Leon Festinger is the founder of the Cognitive Dissonance Theory [1], which suggests that learners try to achieve consistency between their beliefs, opinions, and other cognitions.

This approach works by encouraging patients to say things or role-play behaviors that contradict their beliefs about food and body image. The internal discomfort and tension of cognitive dissonance could contribute to stress or unhappiness. People who experience dissonance but have no way to resolve it may also feel powerless or guilty. A person might not want to engage in dissonant behavior, but addiction can make it feel physically and mentally difficult to bring their behavior into alignment with their values.

Forced compliance is what happens when external circumstances pressure one into performing actions that do not reflect one’s personal beliefs. Decision-making can cause cognitive dissonance when one imagines another action may have yielded better results. People tend to be emotionally invested in things that take a lot of effort, so if the action does not have the intended effects, it may cause cognitive dissonance. To ease the psychological pain of rejecting one choice (FOMO, anyone?) we often start justifying our decision.

what is the cognitive dissonance theory

Throughout the next couple of decades, he continued his experiments, giving us the basis for cognitive dissonance. You’re in a state of dissonance because you spent your time and energy driving to attend this convention, only for it to feel like a waste of time. You could end up denying that the convention is boring cognitive dissonance treatment and try to convince yourself that you actually learned a lot. You might also tell yourself that it’s not a big deal that you went to this convention – you weren’t going to do anything this weekend anyway. So what happens when you’re in a state of dissonance and your thoughts (or beliefs) and behaviors don’t align?

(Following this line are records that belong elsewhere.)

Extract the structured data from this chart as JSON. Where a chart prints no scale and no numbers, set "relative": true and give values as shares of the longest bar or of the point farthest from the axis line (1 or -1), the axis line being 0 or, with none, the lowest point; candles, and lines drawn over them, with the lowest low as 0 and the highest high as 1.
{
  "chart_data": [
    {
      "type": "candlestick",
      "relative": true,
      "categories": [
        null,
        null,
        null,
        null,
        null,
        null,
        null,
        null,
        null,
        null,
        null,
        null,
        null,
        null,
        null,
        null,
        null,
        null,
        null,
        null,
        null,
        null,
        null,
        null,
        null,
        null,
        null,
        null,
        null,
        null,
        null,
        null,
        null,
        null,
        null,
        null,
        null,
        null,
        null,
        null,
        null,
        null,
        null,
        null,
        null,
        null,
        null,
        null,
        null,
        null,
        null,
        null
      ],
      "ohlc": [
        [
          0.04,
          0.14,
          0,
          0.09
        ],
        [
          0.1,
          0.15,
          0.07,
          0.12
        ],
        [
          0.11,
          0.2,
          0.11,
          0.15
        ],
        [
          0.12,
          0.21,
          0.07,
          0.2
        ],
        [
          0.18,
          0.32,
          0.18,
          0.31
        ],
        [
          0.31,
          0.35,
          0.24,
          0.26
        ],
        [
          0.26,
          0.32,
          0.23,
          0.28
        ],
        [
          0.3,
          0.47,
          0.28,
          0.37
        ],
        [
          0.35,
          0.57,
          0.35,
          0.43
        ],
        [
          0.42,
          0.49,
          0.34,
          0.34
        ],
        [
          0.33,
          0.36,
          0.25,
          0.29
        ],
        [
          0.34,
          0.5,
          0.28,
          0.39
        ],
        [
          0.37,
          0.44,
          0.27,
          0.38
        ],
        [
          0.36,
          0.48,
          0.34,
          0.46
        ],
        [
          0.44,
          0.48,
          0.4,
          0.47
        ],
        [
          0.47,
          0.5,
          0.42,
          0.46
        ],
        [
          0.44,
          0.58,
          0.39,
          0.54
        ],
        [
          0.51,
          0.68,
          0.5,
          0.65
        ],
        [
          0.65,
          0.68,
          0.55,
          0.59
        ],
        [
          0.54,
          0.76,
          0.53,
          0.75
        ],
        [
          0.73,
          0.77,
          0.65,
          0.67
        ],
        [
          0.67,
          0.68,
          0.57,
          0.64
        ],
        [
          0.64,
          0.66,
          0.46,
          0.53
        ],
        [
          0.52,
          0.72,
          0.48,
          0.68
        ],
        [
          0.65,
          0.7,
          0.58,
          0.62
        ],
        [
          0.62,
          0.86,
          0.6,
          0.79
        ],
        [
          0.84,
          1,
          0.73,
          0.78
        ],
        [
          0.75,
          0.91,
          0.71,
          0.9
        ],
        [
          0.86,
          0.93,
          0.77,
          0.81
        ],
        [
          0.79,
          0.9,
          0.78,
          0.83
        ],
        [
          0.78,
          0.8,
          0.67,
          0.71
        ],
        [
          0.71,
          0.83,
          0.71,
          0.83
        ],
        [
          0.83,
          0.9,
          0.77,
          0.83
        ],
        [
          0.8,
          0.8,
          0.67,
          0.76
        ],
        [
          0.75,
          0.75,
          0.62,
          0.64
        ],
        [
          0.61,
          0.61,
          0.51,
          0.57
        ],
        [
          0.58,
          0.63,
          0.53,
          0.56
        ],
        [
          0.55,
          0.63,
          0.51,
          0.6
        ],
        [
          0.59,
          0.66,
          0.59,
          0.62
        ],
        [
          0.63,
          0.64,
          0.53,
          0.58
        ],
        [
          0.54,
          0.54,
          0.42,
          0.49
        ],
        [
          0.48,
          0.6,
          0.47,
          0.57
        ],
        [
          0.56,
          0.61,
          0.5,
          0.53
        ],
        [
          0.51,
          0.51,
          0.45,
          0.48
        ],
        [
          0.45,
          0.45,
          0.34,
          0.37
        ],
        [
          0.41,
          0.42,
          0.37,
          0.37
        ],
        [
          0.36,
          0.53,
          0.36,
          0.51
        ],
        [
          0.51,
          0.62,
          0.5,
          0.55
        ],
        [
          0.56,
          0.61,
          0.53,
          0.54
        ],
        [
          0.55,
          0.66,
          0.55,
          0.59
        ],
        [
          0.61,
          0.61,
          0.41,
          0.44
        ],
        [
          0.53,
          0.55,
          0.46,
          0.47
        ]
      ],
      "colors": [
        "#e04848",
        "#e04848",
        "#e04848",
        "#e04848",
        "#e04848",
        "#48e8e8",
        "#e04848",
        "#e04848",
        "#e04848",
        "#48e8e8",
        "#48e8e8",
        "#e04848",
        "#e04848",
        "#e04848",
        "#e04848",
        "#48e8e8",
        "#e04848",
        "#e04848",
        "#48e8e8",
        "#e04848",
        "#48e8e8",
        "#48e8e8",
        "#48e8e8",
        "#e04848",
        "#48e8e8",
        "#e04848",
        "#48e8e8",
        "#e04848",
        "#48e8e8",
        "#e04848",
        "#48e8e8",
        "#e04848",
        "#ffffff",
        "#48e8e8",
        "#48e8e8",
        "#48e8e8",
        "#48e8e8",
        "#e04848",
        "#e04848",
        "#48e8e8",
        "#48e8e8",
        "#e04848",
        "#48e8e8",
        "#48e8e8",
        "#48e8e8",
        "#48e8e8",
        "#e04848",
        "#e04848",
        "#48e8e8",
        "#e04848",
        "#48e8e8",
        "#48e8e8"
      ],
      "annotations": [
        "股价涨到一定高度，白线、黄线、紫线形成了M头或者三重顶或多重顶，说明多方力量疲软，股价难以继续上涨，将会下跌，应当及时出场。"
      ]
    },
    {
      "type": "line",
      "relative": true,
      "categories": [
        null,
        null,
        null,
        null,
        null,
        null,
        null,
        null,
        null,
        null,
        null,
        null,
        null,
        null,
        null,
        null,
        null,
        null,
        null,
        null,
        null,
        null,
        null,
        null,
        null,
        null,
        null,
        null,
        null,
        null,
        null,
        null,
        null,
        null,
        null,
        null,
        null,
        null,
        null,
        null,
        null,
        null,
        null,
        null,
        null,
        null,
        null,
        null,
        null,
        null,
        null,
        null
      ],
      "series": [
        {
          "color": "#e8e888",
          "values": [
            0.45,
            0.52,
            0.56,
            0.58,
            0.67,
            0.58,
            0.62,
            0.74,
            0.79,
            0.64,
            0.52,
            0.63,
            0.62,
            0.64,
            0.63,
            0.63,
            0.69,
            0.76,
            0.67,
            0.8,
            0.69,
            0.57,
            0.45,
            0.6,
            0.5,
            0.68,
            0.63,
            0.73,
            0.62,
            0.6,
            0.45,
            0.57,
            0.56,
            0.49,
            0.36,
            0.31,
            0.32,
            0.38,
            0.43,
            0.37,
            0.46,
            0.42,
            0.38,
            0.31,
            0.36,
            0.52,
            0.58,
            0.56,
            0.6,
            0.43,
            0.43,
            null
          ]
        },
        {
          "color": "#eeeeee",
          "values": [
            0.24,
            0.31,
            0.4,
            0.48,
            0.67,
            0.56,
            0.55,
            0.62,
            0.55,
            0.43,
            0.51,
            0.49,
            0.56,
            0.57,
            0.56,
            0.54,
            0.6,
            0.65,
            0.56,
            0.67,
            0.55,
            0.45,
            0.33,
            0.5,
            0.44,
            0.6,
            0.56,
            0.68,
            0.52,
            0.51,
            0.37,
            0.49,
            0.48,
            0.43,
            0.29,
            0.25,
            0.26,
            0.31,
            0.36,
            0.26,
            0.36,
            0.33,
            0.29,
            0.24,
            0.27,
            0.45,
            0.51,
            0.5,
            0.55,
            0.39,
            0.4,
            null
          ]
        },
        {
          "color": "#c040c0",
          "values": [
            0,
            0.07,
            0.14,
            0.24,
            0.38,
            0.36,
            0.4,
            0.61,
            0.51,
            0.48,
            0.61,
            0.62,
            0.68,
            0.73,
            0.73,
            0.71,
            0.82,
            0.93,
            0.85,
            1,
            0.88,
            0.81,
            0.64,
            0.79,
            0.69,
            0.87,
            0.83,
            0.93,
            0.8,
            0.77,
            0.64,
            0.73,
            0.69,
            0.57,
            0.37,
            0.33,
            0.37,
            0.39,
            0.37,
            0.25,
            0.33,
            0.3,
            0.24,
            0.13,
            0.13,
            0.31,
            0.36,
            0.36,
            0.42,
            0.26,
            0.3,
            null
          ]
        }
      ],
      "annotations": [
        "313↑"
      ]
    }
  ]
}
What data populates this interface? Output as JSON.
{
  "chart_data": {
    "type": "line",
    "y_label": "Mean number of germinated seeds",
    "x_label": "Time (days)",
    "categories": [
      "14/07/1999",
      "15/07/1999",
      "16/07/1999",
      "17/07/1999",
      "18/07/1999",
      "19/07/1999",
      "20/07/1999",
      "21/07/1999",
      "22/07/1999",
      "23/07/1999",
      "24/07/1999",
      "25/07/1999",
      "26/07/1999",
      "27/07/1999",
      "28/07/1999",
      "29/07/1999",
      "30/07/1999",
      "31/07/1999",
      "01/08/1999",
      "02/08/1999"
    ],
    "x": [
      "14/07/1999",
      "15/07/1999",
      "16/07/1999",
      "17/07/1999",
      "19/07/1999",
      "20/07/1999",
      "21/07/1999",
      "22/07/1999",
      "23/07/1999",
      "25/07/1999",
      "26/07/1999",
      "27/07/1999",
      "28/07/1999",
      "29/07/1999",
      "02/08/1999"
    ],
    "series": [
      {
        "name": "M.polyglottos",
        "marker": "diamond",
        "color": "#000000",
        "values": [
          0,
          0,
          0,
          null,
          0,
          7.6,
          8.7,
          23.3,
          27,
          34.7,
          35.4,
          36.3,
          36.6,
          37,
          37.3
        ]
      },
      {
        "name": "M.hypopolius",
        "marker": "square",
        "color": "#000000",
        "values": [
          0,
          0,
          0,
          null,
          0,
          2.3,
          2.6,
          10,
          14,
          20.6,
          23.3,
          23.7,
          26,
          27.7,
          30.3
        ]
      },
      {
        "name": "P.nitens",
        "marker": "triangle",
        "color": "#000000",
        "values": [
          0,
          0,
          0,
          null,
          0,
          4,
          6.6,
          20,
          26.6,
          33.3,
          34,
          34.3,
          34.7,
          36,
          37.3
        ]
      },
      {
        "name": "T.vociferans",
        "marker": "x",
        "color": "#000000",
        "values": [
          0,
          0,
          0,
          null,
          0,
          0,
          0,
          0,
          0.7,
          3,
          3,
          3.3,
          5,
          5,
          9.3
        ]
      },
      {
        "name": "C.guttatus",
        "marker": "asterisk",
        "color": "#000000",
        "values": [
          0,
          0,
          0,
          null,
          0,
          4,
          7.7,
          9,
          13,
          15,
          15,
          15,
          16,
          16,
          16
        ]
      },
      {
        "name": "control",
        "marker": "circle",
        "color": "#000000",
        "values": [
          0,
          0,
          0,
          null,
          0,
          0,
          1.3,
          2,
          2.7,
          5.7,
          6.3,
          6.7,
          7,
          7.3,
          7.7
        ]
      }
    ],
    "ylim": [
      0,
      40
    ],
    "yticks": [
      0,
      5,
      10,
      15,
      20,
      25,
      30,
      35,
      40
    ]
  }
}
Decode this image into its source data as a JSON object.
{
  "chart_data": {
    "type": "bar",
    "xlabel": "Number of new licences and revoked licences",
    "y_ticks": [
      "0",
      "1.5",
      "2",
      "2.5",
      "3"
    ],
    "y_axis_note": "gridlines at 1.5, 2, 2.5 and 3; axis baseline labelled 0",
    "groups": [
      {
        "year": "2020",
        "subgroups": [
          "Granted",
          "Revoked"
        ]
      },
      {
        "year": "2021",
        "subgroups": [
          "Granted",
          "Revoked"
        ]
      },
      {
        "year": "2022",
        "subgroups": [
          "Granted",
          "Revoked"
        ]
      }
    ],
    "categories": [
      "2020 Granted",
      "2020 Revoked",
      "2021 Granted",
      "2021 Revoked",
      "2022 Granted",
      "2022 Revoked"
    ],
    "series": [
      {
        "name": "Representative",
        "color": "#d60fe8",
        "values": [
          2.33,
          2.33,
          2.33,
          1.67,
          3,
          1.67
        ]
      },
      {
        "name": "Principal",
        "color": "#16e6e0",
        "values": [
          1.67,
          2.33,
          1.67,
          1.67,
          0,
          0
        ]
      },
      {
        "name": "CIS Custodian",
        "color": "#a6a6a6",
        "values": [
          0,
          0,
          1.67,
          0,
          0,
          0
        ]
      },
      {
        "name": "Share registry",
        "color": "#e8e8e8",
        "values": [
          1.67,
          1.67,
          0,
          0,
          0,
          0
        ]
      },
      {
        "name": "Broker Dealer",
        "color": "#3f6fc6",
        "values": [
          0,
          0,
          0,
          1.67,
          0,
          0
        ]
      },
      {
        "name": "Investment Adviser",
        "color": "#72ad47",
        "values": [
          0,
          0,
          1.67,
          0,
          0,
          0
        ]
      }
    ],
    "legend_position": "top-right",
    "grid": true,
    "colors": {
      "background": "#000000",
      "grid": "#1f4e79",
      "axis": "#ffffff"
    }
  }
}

After listing in on the discussion, subjects were asked to evaluate how interesting they found it. The subjects whose strong initiation required reading aloud obscene words evaluated the discussion as more-interesting than the subjects of the mild initiation group. The reading of obscene sexual words to be initiated to the discussion involved a greater investment by the subjects than reading non-obscene words. Listening to a dull discussion was not worth the embarrassment of reading the obscene words, resulting in cognitive dissonance.

In our opinion, we consider that more standardization could permit to examine such specific hypotheses and to investigate more precisely the effects. To achieve this goal, and reduce variation between studies, the standardization of the induction would also require moving away from tasks grounded in social background, temporal, or cultural references. Also, to capture fine variations with lower noise and to be able to modelize the process, these requirements suggest movement toward lower level processes. It could require to look at the very minimal prerequisite for CDT, that is to manipulate inconsistency while the other socially contextualized variables are reduced to their strict minimal (e.g., commitment).